Часть 1

Погода с утра была пасмурной: дул промозглый ветер, качающий даже столетние ели в дремучей чаще; осеннее небо становилось всё темнее и мрачнее под натиском тучных облаков. Однако маленькое привидение, тихо плывущее над землёй такая угрюмая атмосфера ничуть не угнетала. Голова Мидории была занята совсем другими вещами; близился Хэллоуин — его любимый праздник, который он ждал с нетерпением каждый год. Только в этот день он становился заметным для людей и только в эту ночь он мог заглянуть в местную деревушку, чтобы полюбоваться празднично украшенными домами и нарядными костюмами местных жителей, или почуять сладкий запах яблок в карамели и тыквенных пирогов. Один из тех немногих дней, когда Изуку мог снова почувствовать себя живым.

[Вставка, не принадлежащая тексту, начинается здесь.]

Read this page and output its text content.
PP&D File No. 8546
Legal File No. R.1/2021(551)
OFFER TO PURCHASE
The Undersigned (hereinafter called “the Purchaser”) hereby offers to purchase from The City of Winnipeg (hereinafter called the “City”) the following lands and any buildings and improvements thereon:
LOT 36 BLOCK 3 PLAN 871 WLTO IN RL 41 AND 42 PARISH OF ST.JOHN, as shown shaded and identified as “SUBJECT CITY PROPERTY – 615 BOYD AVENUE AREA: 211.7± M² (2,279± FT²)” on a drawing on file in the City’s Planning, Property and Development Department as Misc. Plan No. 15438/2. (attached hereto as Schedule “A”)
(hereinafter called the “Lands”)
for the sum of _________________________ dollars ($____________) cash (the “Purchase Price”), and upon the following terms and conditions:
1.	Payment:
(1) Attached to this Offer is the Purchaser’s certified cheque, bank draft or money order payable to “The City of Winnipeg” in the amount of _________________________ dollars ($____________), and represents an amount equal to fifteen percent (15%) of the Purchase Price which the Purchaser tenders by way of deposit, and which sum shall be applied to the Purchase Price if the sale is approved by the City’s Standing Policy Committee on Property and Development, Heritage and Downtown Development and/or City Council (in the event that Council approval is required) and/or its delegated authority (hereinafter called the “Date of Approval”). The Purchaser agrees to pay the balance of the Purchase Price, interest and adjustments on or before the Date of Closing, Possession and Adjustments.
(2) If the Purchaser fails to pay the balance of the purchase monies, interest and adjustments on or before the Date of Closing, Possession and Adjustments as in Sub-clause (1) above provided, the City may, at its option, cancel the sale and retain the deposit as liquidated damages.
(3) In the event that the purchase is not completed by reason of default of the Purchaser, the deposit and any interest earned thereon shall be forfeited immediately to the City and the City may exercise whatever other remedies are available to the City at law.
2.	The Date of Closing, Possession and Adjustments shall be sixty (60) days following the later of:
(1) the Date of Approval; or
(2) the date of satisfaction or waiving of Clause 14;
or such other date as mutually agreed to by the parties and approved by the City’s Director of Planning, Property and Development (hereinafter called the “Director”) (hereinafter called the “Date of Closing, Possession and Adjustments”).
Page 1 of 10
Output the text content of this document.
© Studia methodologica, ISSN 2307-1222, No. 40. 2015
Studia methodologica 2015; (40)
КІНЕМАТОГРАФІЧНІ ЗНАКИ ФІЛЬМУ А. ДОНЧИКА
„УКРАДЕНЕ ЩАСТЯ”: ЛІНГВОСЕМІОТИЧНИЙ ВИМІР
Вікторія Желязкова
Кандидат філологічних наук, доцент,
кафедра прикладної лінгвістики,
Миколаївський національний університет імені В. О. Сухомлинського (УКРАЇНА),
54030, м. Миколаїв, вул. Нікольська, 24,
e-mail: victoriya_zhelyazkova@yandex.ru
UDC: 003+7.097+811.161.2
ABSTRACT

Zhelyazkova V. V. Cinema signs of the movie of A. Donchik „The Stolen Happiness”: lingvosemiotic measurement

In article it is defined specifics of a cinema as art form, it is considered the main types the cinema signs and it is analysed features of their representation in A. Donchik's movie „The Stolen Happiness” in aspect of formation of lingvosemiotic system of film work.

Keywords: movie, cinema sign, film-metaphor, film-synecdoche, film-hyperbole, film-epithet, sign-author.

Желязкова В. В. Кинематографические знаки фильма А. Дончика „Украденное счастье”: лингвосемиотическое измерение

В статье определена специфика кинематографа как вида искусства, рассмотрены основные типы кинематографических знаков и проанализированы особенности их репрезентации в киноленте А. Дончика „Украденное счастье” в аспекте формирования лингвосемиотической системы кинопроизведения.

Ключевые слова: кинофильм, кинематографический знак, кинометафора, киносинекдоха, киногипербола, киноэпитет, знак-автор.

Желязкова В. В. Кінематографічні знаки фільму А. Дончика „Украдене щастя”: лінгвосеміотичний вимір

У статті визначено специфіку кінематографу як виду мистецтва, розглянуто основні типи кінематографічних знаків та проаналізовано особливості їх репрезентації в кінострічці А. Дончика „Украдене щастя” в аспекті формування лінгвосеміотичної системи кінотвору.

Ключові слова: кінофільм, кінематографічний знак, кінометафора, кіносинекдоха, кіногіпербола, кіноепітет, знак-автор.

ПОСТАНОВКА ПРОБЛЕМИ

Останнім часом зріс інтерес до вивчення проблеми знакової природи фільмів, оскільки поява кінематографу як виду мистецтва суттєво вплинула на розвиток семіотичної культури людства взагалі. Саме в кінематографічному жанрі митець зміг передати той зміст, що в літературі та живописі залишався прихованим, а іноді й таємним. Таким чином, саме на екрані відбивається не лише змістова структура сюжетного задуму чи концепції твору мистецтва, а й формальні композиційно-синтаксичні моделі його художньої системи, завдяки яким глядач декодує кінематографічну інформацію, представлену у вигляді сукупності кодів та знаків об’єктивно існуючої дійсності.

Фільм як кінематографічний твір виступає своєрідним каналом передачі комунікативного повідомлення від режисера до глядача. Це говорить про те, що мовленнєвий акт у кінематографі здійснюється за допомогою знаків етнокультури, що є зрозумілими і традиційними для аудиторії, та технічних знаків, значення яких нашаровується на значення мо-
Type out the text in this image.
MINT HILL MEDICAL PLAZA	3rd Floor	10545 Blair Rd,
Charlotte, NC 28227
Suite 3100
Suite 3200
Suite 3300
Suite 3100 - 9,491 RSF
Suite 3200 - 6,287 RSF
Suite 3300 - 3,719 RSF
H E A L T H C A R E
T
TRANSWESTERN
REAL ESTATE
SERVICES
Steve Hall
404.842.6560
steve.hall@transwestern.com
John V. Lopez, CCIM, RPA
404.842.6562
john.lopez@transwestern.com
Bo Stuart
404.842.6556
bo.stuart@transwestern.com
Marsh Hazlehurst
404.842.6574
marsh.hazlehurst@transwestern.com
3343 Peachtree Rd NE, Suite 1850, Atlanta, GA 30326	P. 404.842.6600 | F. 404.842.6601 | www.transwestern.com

Однако пока праздник не наступил, оставалось сделать одно важное дело. Это не было каким-то тематическим обрядом — скорее традиция, которую он решил сохранить для одного очень дорогого ему существа.

Наконец он добрался до места; высоченный дуб с раскидистыми ветвями — самое старое и величественное дерево в этом лесу, которое пережило не одну тысячу гроз и простояло не одну сотню лет. Все в этом дереве было огромным — можно даже сказать гигантским. Особенно выделялись массивные корни, которые как щупальца морского чудища вырывались из земной пучины и тянулись ко всему вокруг, угрожая схватить неосторожное создание оказавшееся рядом. Под одним из таких корней находилась дупло — своеобразная «пещера» без какого либо выхода. Именно в эту пещеру Мидория решил соорудить тайник; поставив на траву небольшую корзину что он прихватил с собой и аккуратно подвинув её внутрь. Убедившись, что пёстрое содержимое в порядке и «клад» не слишком заметен для посторонних, призрак поднялся и довольно выдохнул.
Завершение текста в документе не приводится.